Working full-time outside of agriculture while also advocating for the industry can sometimes feel a bit disjointed. On the one hand, I'm trying to tell everyone our farms are sustainable, innovative, and modern. But the rest of the world seems deadset on believing that agriculture is the root cause of every environmental crisis. I'm sure I'm not alone in experiencing this disconnect.
Quite frankly, I can't think of another industry that's made such dramatic progress on sustainability over the last century (just look at dairy producers and cotton farming as two quick examples). Yet no matter how much we improve, it's never enough.
We can always rely on The Environmental Working Group as a shining example of the disproportionate criticism fed to the public sectors. It recently released an analysis claiming that fertilizing continuous corn is driving excessive nitrous oxide emissions. It concludes that applying nitrogen is a "major driver of greenhouse gas emissions" that threatens our drinking water and drives up agriculture-related emissions. The solution? Farmers need to adopt "regenerative" practices that will result in the reduction of emissions equivalent to taking 850,000 cars off the roads.

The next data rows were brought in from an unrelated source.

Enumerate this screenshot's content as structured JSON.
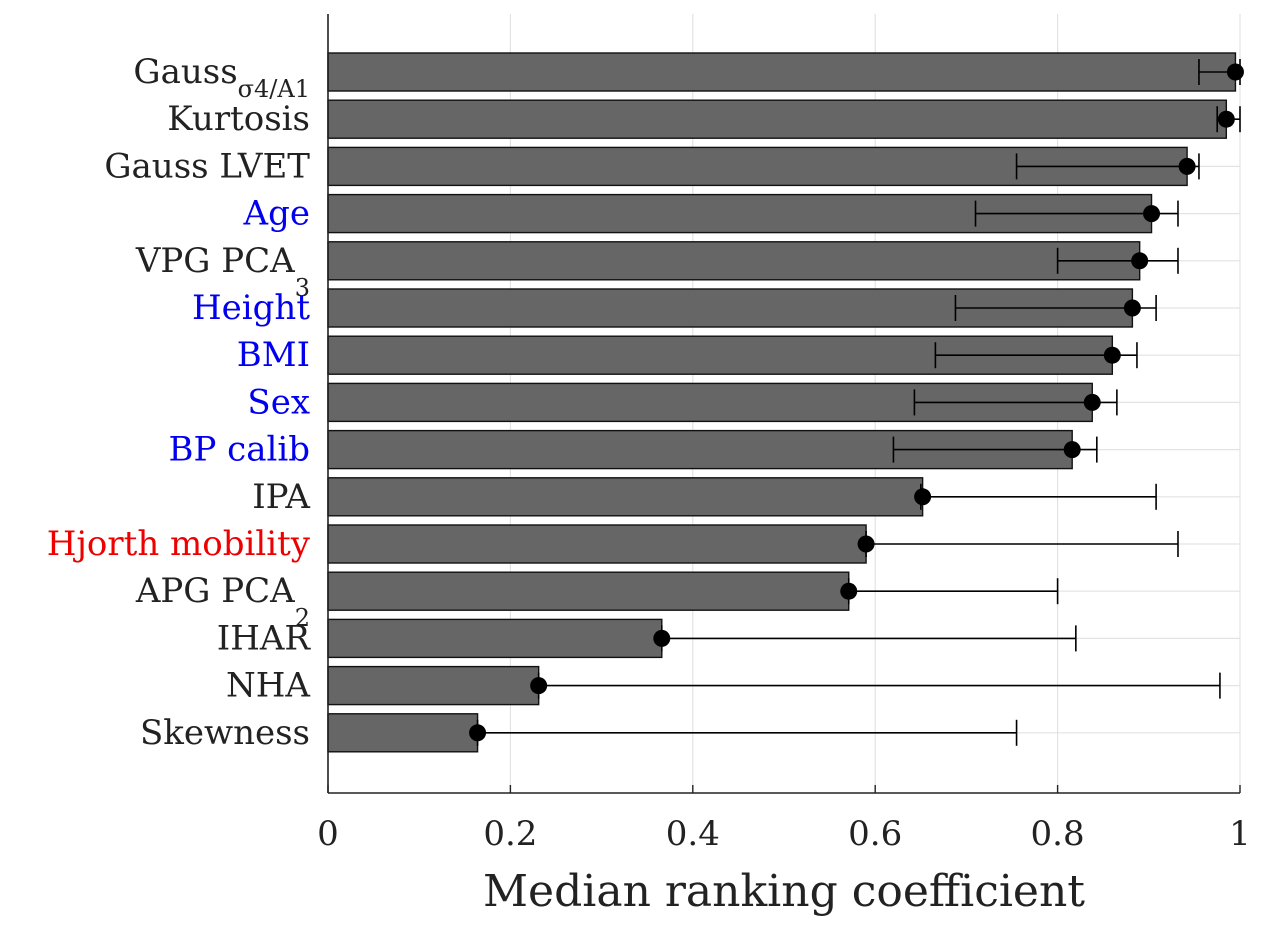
{
  "chart_data": {
    "type": "bar",
    "orientation": "horizontal",
    "xlabel": "Median ranking coefficient",
    "xlim": [
      0,
      1
    ],
    "xticks": [
      0,
      0.2,
      0.4,
      0.6,
      0.8,
      1
    ],
    "xtick_labels": [
      "0",
      "0.2",
      "0.4",
      "0.6",
      "0.8",
      "1"
    ],
    "grid": true,
    "bar_color": "#666666",
    "marker_color": "#000000",
    "categories": [
      {
        "name": "Gauss",
        "sub": "σ4/A1",
        "color": "#222222",
        "value": 0.995,
        "err_low": 0.955,
        "err_high": 1.0
      },
      {
        "name": "Kurtosis",
        "sub": "",
        "color": "#222222",
        "value": 0.985,
        "err_low": 0.975,
        "err_high": 1.0
      },
      {
        "name": "Gauss LVET",
        "sub": "",
        "color": "#222222",
        "value": 0.942,
        "err_low": 0.755,
        "err_high": 0.955
      },
      {
        "name": "Age",
        "sub": "",
        "color": "#0000ee",
        "value": 0.903,
        "err_low": 0.71,
        "err_high": 0.932
      },
      {
        "name": "VPG PCA",
        "sub": "3",
        "color": "#222222",
        "value": 0.89,
        "err_low": 0.8,
        "err_high": 0.932
      },
      {
        "name": "Height",
        "sub": "",
        "color": "#0000ee",
        "value": 0.882,
        "err_low": 0.688,
        "err_high": 0.908
      },
      {
        "name": "BMI",
        "sub": "",
        "color": "#0000ee",
        "value": 0.86,
        "err_low": 0.666,
        "err_high": 0.887
      },
      {
        "name": "Sex",
        "sub": "",
        "color": "#0000ee",
        "value": 0.838,
        "err_low": 0.643,
        "err_high": 0.865
      },
      {
        "name": "BP calib",
        "sub": "",
        "color": "#0000ee",
        "value": 0.816,
        "err_low": 0.62,
        "err_high": 0.843
      },
      {
        "name": "IPA",
        "sub": "",
        "color": "#222222",
        "value": 0.652,
        "err_low": 0.65,
        "err_high": 0.908
      },
      {
        "name": "Hjorth mobility",
        "sub": "",
        "color": "#ee0000",
        "value": 0.59,
        "err_low": 0.59,
        "err_high": 0.932
      },
      {
        "name": "APG PCA",
        "sub": "2",
        "color": "#222222",
        "value": 0.571,
        "err_low": 0.571,
        "err_high": 0.8
      },
      {
        "name": "IHAR",
        "sub": "",
        "color": "#222222",
        "value": 0.366,
        "err_low": 0.366,
        "err_high": 0.82
      },
      {
        "name": "NHA",
        "sub": "",
        "color": "#222222",
        "value": 0.231,
        "err_low": 0.231,
        "err_high": 0.978
      },
      {
        "name": "Skewness",
        "sub": "",
        "color": "#222222",
        "value": 0.164,
        "err_low": 0.164,
        "err_high": 0.755
      }
    ]
  }
}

But this framing leaves out a lot of context. Continuous corn is far from universal. An overwhelming majority of U.S. farmers rotate that crop with soybeans or wheat, which naturally reduces the need for synthetic fertilizer and break pest and disease cycles. (For a sense of scale, EWG states that 15 million acres in the U.S. are in continuous corn, compared with roughly 220 million acres planted with corn/soybeans/wheat this growing season).
And while there are certainly farmers who overapply fertilizer, most don't. Fertilizer prices have skyrocketed, driving farmers to decrease its use, when possible and adopting best practices, when necessary. And corn can only benefit so much from nitrogen before its use just becomes wasteful.
Most importantly in this discussion, the EWG shifts the burden of climate change solely to farmers. Transportation accounts for 28 percent of greenhouse gas emissions in the United States -- an impact almost three times that of agriculture. Why aren't we telling the automobile companies they need to reduce their impact in a way that equates to taking 850,000 vehicles off the road? Surely they could do a little more.
But what's more infuriating is when some of our best conservation tools are themselves criticized. The HEAL Food Alliance inexplicably released a report arguing that precision agriculture -- which utilizes farmland-sustaining technologies like GPS guidance, soil sensors, and drones -- is a false solution to climate change. Their report suggests the benefits are overstated and that precision tools mainly help agribusiness profits.
Their suggestion? We should instead embrace organic agriculture, small-scale farms, and barring larger producers from government support. Tell me you don't understand economies of scale, efficiency, and profit margins without telling me you don't understand those things.
The report's premise is simply not true, and we have quantified evidence to prove it. Precision ag has allowed farmers to use less fertilizer, apply fewer pesticides, and burn less fuel -- all while maintaining and increasing yields. It might not fit the narrative about sCaRy BiG aG, but that doesn't change the facts. These innovations (which have actually also been implemented on small-scale operations to streamline production and decrease cost, labor, and inefficiencies) are one of the reasons we've been able to make sustainability strives over the last century.
Unbelievably, and despite all of the criticism, we're also supposed to be outraged that climate reporting doesn't blame agriculture enough. According to a report from Sentient Media, we need even more reporting about how "bad" animal agriculture is for climate change.
Seriously? Activists have long maligned animal agriculture as the worst source of climate emissions. If only we give up our meat and dairy the world will be saved! Well, not really.
According to the United Nations, generating power is the largest source of greenhouse gas emissions -- far more than producing food. Why don't we start the climate solutions by focusing on reducing our consumption and supporting renewable sources before coming after farmers? Or, let's stop cutting down the forests that absorb CO2 (ironically, by using modern tech to make the farms we already have more productive!).
Why does agriculture always end up as the scapegoat?
The uncomfortable truth is that food production is easy to criticize and hard to replace. People can live without a new smart phone or fast fashion, but not without breakfast, lunch, and dinner. Farmers provide something society literally can't live without, yet American family farmers are treated as if our work is optional. Feeding people will, most likely, always come at some kind of environmental cost, but that doesn't mean it needs to stop.
Agriculture has made enormous strides through science, innovation, and modern practices, and we keep improving every year. But instead of recognizing and celebrating that progress, well-funded radical groups continue to push agendas that have more to do with control and ideology than with real results.
The truth is simple: Farmers have upped their game. Maybe it's time the critics did, too.